En 1944, Ella, 14 ans à peine, a été enlevée devant son école et comme des milliers d'autres Juifs, elle est envoyée au camp d'Auschwitz-Birkenau, qu'elle appelle Birchwood. Ella est déjà une couturière de talent et rêve d'avoir son propre magasin. Pour l'instant, prétendant avoir 16 ans, elle est envoyée à Maison de haute couture, un baraquement du camp où sont confectionnés les vêtements des officiers et de leurs épouses. Elle déploie tout de suite tout son savoir-faire pour s'évader du quotidien si terrible du camp et entretenir l'espoir d'en ressortir vivante.
Citations"Les gens se moquent de la mode. "Ce sont juste des vêtements", disent-ils.
Juste des vêtements. C'est vrai. Sauf qu'aucun de ceux que j'ai entendus railler ainsi la mode n'est nu. [...] Les vêtements révèlent ce que vous êtes ou ce que vous rêvez d'être.
Les gens pourraient dire : "Pourquoi se soucier à ce point des vêtements, alors qu'il y a de graves sujets de préoccupation, comme la guerre ?"
Oh ! la guerre m'inquiète tout autant. [...] C'est elle qui m'a menée à Birchwood, l''endroit où tout le monde arrive mais dont personne ne part.
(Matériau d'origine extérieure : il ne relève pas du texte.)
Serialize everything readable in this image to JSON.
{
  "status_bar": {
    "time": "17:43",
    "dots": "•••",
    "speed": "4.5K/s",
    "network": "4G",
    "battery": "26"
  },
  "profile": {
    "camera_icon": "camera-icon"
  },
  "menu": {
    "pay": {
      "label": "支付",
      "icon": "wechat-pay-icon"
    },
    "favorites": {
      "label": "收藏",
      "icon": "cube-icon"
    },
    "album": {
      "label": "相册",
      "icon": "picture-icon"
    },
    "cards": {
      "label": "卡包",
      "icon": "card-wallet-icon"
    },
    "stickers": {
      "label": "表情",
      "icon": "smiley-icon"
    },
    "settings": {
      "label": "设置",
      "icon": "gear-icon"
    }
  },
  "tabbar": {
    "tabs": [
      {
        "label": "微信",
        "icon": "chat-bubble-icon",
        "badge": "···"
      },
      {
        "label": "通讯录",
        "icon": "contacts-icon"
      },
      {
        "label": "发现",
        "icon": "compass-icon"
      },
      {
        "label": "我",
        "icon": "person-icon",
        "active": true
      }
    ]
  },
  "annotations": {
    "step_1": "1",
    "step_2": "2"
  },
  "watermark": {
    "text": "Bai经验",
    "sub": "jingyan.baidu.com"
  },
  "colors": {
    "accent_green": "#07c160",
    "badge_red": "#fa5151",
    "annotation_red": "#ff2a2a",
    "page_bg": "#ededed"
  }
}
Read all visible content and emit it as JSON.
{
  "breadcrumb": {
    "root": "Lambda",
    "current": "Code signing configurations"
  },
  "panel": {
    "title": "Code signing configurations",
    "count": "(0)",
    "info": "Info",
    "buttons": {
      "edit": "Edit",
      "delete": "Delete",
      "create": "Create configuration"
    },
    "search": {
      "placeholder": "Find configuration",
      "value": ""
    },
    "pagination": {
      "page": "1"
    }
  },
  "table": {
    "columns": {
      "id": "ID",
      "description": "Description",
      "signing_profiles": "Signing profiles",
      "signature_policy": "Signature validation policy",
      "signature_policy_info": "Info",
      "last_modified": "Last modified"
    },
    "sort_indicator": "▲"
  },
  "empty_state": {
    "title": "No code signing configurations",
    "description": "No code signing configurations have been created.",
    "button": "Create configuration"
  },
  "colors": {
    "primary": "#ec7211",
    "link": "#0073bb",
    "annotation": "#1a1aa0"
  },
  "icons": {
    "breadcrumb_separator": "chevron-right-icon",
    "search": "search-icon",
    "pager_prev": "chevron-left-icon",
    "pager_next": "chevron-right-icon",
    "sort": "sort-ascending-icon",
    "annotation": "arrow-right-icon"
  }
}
Ici, on se rend vite compte que les habits ne sont pas une question si triviale. Surtout quand on n'en a pas. La première chose qu'Ils ont faite, à notre arrivée, c'était de nous déshabiller. Dès notre descente du train, nous avons été séparés en deux groupes : les "mâles" et les "femelles". Ils nous ont poussés dans une pièce et nous ont dit de nous dévêtir. Devant tout le monde. Nous n'étions même pas autorisés à garder nos sous-vêtements.
Nos habits ont été pliés et entassés. Nous n'étions plus banquier, professeur, infirmière, serveuse ou chauffeur de poids lourd. Simplement des êtres terrifiés et humiliés.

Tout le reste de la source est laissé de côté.